第三章 ③ ―決心―
虹星が魔導師の任命状を置いて出たその日、カモミールには一つの仕事がやってきた。
――壊れた闘技場の修復を手伝ってほしい。
建設業を生業としている男性からの依頼だ。ここまで大規模な仕事はなかなかないらしく、雑用でも人手が欲しいそうだ。
勇吹が来るまで、力仕事はリデラがやっていたため、今回も状況を考えて彼女が自ら買って出てくれたのだが、勇吹としてはそれをよしとはしなかった。
「リデラさんも、女の子なんですから、こういうのは俺がしますよ」
そう告げれば、「あぅ」と黙り続けて耳まで顔を赤くするリデラをその場に、勇吹は止めようとするコゼットの声を聞こえないフリをして店を飛び出した。
魔導師になるかならないか、あのままカモミールにいたら、悩み過ぎて一歩も前に踏み出せない気がしていた。じっと心配されて小さくなっているよりも、体を動かした方が考えもまとまるかもしれない。
そうこうしている内に、勇吹は目的地の闘技場へ向かった。
※
技術のない勇吹の仕事は、ひたすらに力仕事だった。
瓦礫の撤去はもちろんだが、レンガや石材などの材料になるものを持ってきてくれと言われれば、ひいひい言いながら運んでいく。
勇吹がゼナイダを使えば、もっと楽に仕事もできるはずだが、今の状況でゼナイダと協力したら後の反応が怖い。作業用の魔導人己が動き回っているのを目にしながらも、勇吹はその中でも不思議と浮かない。
周りも国から雇われた人も多いようで、専門の業者というのは今作業を行っている人数の三割ぐらいだろう。そのためか、魔導人己を持たないあまり裕福でない人達も多いので、その中で混ざる勇吹も魔力を持たなくても気にされるようなことはなかった。

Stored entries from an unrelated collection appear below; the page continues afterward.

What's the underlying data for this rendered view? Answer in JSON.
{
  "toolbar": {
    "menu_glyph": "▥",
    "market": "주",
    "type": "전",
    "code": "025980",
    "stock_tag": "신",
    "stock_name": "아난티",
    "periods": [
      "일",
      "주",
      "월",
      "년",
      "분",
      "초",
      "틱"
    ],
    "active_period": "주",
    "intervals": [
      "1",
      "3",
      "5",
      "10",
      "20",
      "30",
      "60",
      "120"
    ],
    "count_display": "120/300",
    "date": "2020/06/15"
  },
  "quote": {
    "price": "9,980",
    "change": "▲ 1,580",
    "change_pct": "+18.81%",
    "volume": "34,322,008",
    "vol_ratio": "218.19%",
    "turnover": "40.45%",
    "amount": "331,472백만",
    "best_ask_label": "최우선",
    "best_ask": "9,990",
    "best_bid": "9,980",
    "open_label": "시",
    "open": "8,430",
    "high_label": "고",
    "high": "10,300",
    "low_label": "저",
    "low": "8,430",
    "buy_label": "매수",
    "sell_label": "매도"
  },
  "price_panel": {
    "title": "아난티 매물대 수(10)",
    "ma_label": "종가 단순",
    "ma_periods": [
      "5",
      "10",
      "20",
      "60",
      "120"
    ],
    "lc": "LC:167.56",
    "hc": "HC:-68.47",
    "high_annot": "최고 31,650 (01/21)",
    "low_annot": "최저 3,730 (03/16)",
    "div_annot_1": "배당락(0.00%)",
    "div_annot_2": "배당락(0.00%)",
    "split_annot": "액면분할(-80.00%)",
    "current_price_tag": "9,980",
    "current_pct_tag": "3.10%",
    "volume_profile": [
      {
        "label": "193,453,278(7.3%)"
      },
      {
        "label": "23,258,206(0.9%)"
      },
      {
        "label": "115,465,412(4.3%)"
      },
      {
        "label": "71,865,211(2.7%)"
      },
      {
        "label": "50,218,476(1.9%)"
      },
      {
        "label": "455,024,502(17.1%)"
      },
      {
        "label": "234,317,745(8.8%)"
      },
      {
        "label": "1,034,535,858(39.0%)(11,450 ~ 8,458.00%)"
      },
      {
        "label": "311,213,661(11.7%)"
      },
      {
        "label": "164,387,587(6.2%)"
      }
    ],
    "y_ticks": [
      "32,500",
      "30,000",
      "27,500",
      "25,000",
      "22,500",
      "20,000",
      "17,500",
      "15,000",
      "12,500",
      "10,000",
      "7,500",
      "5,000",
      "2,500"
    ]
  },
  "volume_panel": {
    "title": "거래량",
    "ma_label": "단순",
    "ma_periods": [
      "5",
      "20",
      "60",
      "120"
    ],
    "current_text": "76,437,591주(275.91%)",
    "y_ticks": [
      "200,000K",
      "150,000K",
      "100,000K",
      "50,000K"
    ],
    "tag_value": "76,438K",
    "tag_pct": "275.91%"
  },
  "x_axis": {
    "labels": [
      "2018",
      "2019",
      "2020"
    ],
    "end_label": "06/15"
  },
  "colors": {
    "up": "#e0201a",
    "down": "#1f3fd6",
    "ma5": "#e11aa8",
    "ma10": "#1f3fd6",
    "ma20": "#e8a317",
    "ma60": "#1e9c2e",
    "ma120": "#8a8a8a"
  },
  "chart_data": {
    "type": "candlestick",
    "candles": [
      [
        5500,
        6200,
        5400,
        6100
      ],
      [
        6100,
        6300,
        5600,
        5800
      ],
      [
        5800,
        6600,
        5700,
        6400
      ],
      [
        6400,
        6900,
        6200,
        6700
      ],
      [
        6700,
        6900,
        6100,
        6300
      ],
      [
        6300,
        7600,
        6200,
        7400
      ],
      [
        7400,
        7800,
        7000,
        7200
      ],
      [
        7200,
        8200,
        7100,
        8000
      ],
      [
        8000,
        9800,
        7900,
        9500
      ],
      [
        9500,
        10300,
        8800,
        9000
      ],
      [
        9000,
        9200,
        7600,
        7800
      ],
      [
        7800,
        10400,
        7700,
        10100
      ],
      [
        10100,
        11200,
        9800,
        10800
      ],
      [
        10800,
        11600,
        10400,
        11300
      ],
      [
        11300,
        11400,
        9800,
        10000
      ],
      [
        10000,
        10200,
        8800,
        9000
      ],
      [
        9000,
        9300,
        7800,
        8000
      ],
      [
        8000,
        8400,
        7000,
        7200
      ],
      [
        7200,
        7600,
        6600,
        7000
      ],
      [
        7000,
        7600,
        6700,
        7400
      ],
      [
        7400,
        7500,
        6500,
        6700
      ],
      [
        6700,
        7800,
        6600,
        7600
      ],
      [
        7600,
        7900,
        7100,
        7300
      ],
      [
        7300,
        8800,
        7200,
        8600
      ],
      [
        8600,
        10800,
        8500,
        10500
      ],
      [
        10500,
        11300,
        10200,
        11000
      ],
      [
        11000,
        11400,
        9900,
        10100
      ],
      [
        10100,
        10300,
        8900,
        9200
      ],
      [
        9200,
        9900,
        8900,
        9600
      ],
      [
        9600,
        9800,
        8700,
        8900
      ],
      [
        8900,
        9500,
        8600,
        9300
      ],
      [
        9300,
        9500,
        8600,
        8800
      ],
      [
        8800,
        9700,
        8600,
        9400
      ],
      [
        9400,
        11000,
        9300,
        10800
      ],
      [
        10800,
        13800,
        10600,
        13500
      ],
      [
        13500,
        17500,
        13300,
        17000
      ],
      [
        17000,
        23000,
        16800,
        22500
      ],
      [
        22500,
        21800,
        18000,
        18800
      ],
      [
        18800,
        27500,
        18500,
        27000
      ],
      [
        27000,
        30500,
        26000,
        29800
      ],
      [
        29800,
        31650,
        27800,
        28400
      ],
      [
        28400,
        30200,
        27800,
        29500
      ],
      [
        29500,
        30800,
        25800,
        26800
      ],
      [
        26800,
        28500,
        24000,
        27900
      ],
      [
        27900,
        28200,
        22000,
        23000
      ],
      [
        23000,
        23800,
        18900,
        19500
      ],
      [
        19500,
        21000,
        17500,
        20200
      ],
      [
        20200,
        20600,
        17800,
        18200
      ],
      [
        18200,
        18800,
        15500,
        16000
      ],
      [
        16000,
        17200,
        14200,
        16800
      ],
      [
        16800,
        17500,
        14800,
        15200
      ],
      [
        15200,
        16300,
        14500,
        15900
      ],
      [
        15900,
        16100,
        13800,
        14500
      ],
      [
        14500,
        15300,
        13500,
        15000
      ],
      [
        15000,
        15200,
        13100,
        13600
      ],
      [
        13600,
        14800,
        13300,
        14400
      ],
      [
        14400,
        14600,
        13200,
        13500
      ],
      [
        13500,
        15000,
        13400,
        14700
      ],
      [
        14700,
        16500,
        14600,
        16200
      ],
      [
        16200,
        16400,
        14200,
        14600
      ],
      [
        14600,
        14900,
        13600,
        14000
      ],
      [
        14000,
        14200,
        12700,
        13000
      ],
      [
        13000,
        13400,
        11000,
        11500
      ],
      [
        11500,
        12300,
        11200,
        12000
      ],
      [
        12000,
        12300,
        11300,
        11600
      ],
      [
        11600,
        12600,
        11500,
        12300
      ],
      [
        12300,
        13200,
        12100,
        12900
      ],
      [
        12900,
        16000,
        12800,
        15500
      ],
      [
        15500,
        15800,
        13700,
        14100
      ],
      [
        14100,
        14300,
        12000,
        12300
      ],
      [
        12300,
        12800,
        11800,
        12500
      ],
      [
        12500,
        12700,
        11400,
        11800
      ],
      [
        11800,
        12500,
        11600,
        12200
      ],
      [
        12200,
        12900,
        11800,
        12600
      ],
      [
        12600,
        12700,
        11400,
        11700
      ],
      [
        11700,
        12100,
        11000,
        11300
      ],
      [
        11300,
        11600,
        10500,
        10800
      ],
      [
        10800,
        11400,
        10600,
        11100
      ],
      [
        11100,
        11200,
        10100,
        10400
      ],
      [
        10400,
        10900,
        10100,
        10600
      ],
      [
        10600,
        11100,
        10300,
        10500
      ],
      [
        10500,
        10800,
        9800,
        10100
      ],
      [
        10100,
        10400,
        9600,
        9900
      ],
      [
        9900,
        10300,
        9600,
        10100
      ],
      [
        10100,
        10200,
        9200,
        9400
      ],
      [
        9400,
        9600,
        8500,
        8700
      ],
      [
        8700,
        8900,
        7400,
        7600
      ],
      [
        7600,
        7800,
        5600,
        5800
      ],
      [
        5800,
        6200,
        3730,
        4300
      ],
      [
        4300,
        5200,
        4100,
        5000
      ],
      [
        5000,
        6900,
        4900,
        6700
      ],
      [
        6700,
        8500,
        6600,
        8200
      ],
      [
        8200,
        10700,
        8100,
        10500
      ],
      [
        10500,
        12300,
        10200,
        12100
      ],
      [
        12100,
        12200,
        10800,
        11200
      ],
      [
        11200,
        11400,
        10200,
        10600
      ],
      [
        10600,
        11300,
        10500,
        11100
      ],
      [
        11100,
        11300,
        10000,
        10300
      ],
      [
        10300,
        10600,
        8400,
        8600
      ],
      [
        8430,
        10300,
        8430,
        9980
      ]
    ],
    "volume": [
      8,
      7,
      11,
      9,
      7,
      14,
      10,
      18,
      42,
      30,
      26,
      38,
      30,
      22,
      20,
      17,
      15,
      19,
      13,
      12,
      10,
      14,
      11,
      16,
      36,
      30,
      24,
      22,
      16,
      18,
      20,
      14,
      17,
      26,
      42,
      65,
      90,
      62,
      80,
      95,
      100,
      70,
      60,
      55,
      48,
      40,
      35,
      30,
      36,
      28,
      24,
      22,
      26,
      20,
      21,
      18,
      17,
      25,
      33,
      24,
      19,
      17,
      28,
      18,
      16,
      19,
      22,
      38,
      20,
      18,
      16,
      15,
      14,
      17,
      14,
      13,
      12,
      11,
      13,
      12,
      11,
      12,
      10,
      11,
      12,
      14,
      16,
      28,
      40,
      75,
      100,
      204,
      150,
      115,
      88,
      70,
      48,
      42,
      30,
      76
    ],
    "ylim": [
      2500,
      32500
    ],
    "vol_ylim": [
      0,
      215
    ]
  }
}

(魔導人己て高級品だったのか……。俺、この間はたくさんぶち壊しちまったけど、悪いことしたな……)
半壊した闘技場を見ながら、そんなことを考える勇吹。もしも近くにリデラやゼナイダが言われれば、何を言うんだと怒れていただろう。
そう考えるだけで、側にいないはずの二人から怒られたような気がして、仕事へとその集中力を向ける。
「おい、聞いたか?」
そんな時、近くで瓦礫を回収していた二人の男の会話が聞こえてきた。もともと、おしゃべりの多い二人だな、と思っていたが、雰囲気を変えるように一人の男が言った。
「なにをだよ?」
どうやら片方は仕事に集中したいようで、若干疲れたように応答する。
「――白銀の魔導人己の噂だよ」
どこかで聞いたことのあるような言葉に勇吹の手が止まる。
「ああ、それは俺でも知っているさ。ガントゥの反乱を命をかけて俺達を救ってくれたっていうんだろう?」
「おう、実は俺はあの日闘技場にいたんだよ」
話題を振った男は顔を寄せるが、もともと大きな声なのでそれほど小さくはならない。止まっていた手を動かす勇吹の耳にも、自然と会話が入ってくる。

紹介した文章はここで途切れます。